Le 3 décembre, l'Unesco a décidé de retirer de la liste du patrimoine culturel immatériel de l'humanité la "ducasse d'Ath" en Belgique. C’est un festival dans lequel apparaît un "Sauvage" grimé en noir, avec des chaînes autour des poignets.
Sputnik
Plusieurs pays africains ont soulevé la question à la 17e session du Comité du Patrimoine Immatériel de l'Unesco, à Rabat. Des délégués ont en particulier évoqué le contexte du mouvement "Black lives matter" aux États-Unis ainsi que la crise des migrants.
"Nous sommes des universalistes (...). Cet élément-là (le personnage du festival, ndlr) ne peut être accepté par l'Unesco. Je suis africain et je suis profondément choqué par ces éléments", a déclaré le représentant permanent du Maroc et président de séance, Samir Addhare.
La Belgique a elle-même "condamné toute forme de racisme et de discrimination" au cours de la session, se disant "consciente de la gravité de la situation" tout en invitant la ville d'Ath à réfléchir par elle-même au message que diffuse son festival.
Mais Bruxelles, au vu des débats qui globalement faisaient l'unanimité, a ensuite officiellement demandé le retrait avant que la décision ne soit adoptée. Certains membres ont cependant exprimé le souhait qu'au-delà de cette décision, le personnage incriminé soit retiré du festival.

Des dizaines de milliers de personnes

La ducasse d'Ath, en Wallonie (sud), existe depuis le XVIe siècle et rassemble des dizaines de milliers de personnes le dernier week-end d'août, avec comme point d'orgue le cortège du dimanche dont le Sauvage est la vedette.
La procession avait été inscrite par l'Unesco en 2008 au patrimoine culturel immatériel de l'humanité, intégrée à "l'élément +Géants et dragons processionnels de Belgique et de France+", selon l'organisation onusienne dont le siège est à Paris.
Plusieurs organisations se sont élevées ces dernières années contre les symboles qu'elle véhiculait.
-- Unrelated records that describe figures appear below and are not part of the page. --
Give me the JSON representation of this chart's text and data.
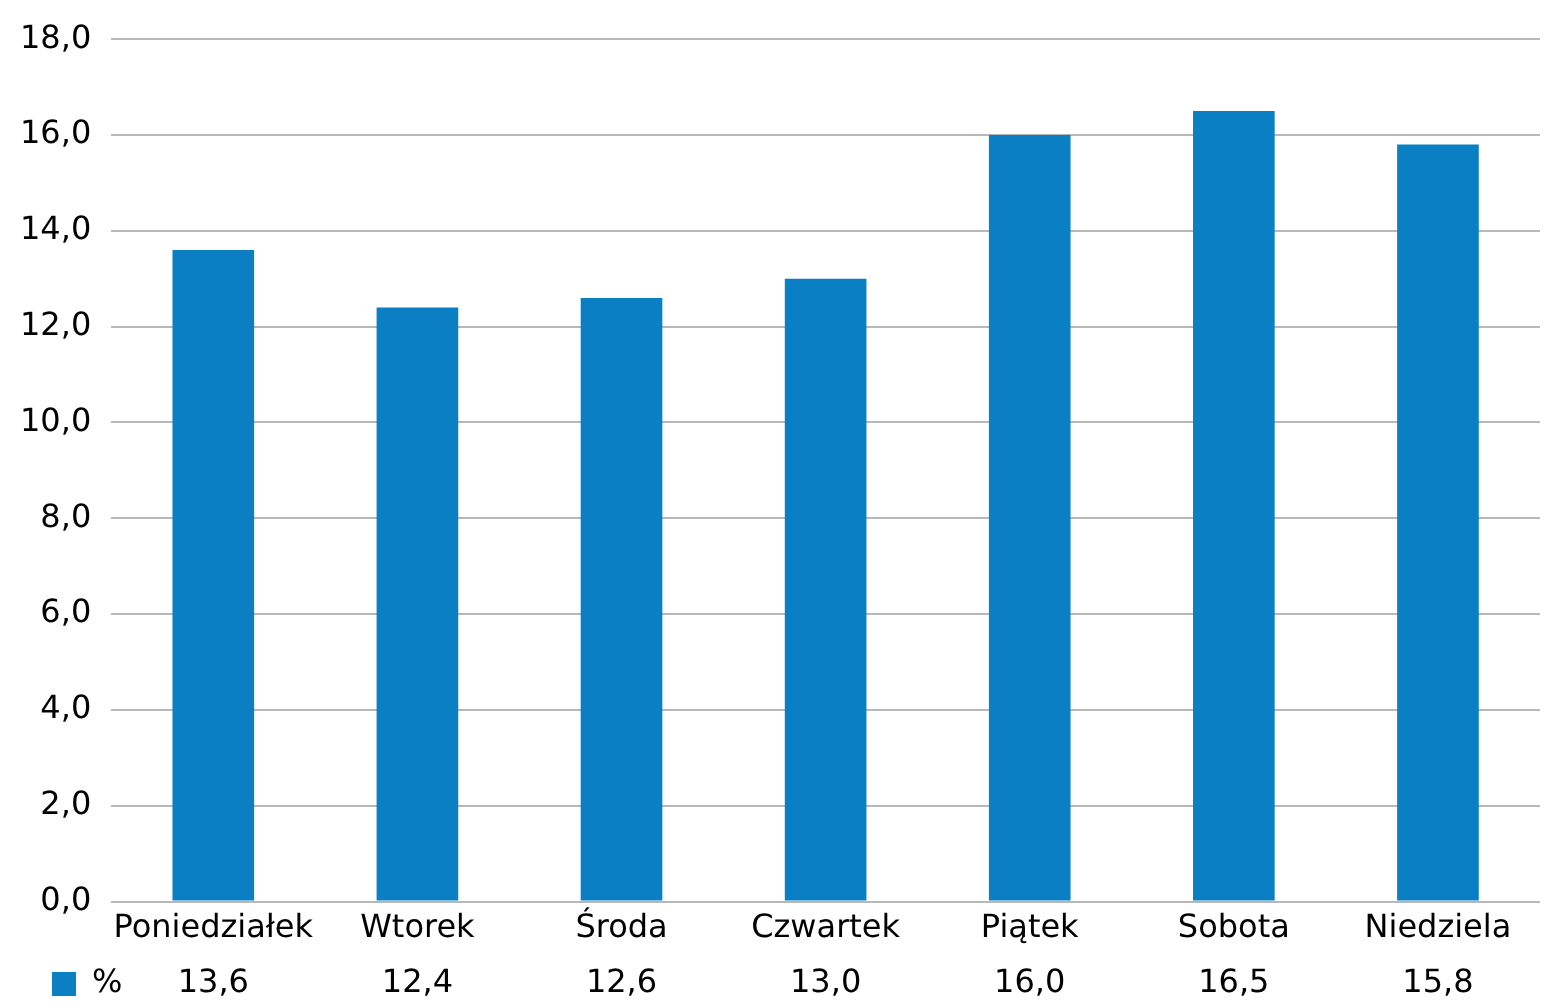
{
  "chart_data": {
    "type": "bar",
    "categories": [
      "Poniedziałek",
      "Wtorek",
      "Środa",
      "Czwartek",
      "Piątek",
      "Sobota",
      "Niedziela"
    ],
    "series": [
      {
        "name": "%",
        "color": "#0a7fc4",
        "values": [
          13.6,
          12.4,
          12.6,
          13.0,
          16.0,
          16.5,
          15.8
        ],
        "value_labels": [
          "13,6",
          "12,4",
          "12,6",
          "13,0",
          "16,0",
          "16,5",
          "15,8"
        ]
      }
    ],
    "ylim": [
      0,
      18
    ],
    "yticks": [
      {
        "value": 0,
        "label": "0,0"
      },
      {
        "value": 2,
        "label": "2,0"
      },
      {
        "value": 4,
        "label": "4,0"
      },
      {
        "value": 6,
        "label": "6,0"
      },
      {
        "value": 8,
        "label": "8,0"
      },
      {
        "value": 10,
        "label": "10,0"
      },
      {
        "value": 12,
        "label": "12,0"
      },
      {
        "value": 14,
        "label": "14,0"
      },
      {
        "value": 16,
        "label": "16,0"
      },
      {
        "value": 18,
        "label": "18,0"
      }
    ],
    "grid": "y",
    "legend": "bottom left"
  }
}
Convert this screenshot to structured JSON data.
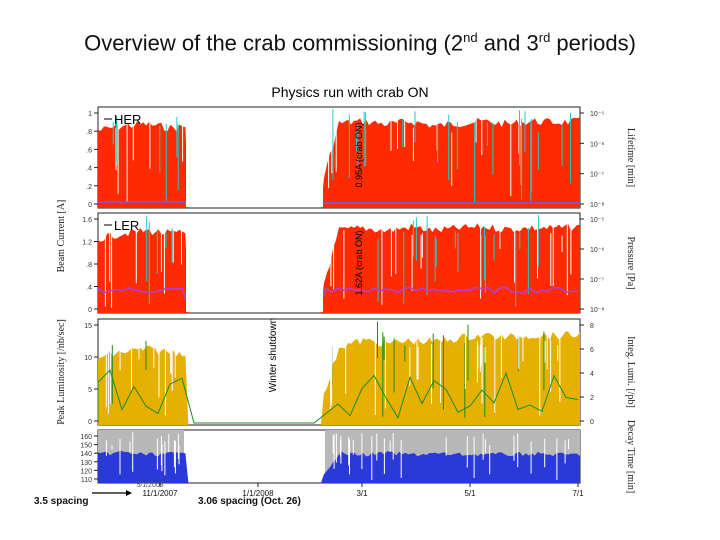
{
  "slide": {
    "title_pre": "Overview of the crab commissioning (2",
    "title_sup1": "nd",
    "title_mid": " and 3",
    "title_sup2": "rd",
    "title_post": " periods)"
  },
  "chart_data": {
    "type": "area",
    "title": "Physics run with crab ON",
    "x_ticks": [
      "11/1/2007",
      "1/1/2008",
      "3/1",
      "5/1",
      "7/1"
    ],
    "x_tick_upper_label": "5/1/2008",
    "winter_shutdown_label": "Winter shutdown",
    "annotations": {
      "spacing_left": "3.5 spacing",
      "spacing_mid": "3.06 spacing (Oct. 26)",
      "her_crab_current": "0.95A (crab ON)",
      "ler_crab_current": "1.62A (crab ON)"
    },
    "panels": [
      {
        "id": "her",
        "name": "HER",
        "ylabel_left": "Beam Current [A]",
        "ylabel_right": "Lifetime [min]",
        "y_ticks_left": [
          "1",
          ".8",
          ".6",
          ".4",
          ".2",
          "0"
        ],
        "y_ticks_right": [
          "10⁻⁵",
          "10⁻⁶",
          "10⁻⁷",
          "10⁻⁸"
        ],
        "series": [
          {
            "name": "HER",
            "color": "#ff2a00",
            "values": [
              0.85,
              0.9,
              0.92,
              0.88,
              0.9,
              0.0,
              0.0,
              0.0,
              0.0,
              0.0,
              0.93,
              0.95,
              0.92,
              0.95,
              0.9,
              0.93,
              0.95,
              0.92,
              0.95,
              0.94,
              0.95
            ]
          }
        ]
      },
      {
        "id": "ler",
        "name": "LER",
        "ylabel_left": "",
        "ylabel_right": "Pressure [Pa]",
        "y_ticks_left": [
          "1.6",
          "1.2",
          ".8",
          ".4",
          "0"
        ],
        "y_ticks_right": [
          "10⁻⁵",
          "10⁻⁶",
          "10⁻⁷",
          "10⁻⁸"
        ],
        "series": [
          {
            "name": "LER",
            "color": "#ff2a00",
            "values": [
              1.4,
              1.5,
              1.55,
              1.5,
              1.5,
              0.0,
              0.0,
              0.0,
              0.0,
              0.0,
              1.55,
              1.6,
              1.55,
              1.62,
              1.55,
              1.6,
              1.62,
              1.58,
              1.6,
              1.6,
              1.62
            ]
          }
        ]
      },
      {
        "id": "lumi",
        "name": "",
        "ylabel_left": "Peak Luminosity [/nb/sec]",
        "ylabel_right": "Integ. Lumi. [/pb]",
        "y_ticks_left": [
          "15",
          "10",
          "5",
          "0"
        ],
        "y_ticks_right": [
          "8",
          "6",
          "4",
          "2",
          "0"
        ],
        "series": [
          {
            "name": "",
            "color": "#e6b000",
            "values": [
              12,
              13,
              13.5,
              13,
              13,
              0,
              0,
              0,
              0,
              0,
              14,
              15,
              14.5,
              15,
              14.8,
              15.5,
              16,
              15.5,
              16,
              15.8,
              16
            ]
          }
        ]
      },
      {
        "id": "rate",
        "name": "",
        "ylabel_left": "",
        "ylabel_right": "Decay Time [min]",
        "y_ticks_left": [
          "160",
          "150",
          "140",
          "130",
          "120",
          "110"
        ],
        "y_ticks_right": [],
        "series": [
          {
            "name": "",
            "color": "#2a3ad8",
            "values": [
              0.6,
              0.65,
              0.6,
              0.62,
              0.6,
              0.0,
              0.0,
              0.0,
              0.0,
              0.0,
              0.62,
              0.6,
              0.63,
              0.6,
              0.62,
              0.6,
              0.61,
              0.6,
              0.62,
              0.6,
              0.6
            ]
          }
        ]
      }
    ],
    "colors": {
      "her_fill": "#ff2a00",
      "ler_fill": "#ff2a00",
      "cyan_spikes": "#22cbc6",
      "lumi_fill": "#e6b000",
      "integ_lumi_line": "#1a8c1a",
      "rate_fill": "#2a3ad8",
      "rate_bg": "#b8b8b8",
      "lifetime_line": "#6060ff",
      "pressure_line": "#b040d0"
    }
  }
}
En août 2019, le collectif antiraciste Bruxelles Panthères avait ainsi mis en circulation une pétition contre une pratique assimilée au "Black face" - le fait pour un homme blanc de se grimer en personne de couleur- et dénoncée comme "un vestige de la mise en esclavage".
Fin 2019, l'Unesco avait déjà retiré de sa liste du patrimoine culturel immatériel de l'humanité le carnaval belge d'Alost, accusé d'antisémitisme.
C'était la première fois que cette organisation prenait une telle décision, s’intéressant cette fois, à la présence dans le défilé, d'un char caricaturant des juifs orthodoxes au nez crochu, assis sur des sacs d'or, qui avait indigné les représentants de la communauté juive de Belgique (environ 40.000 personnes).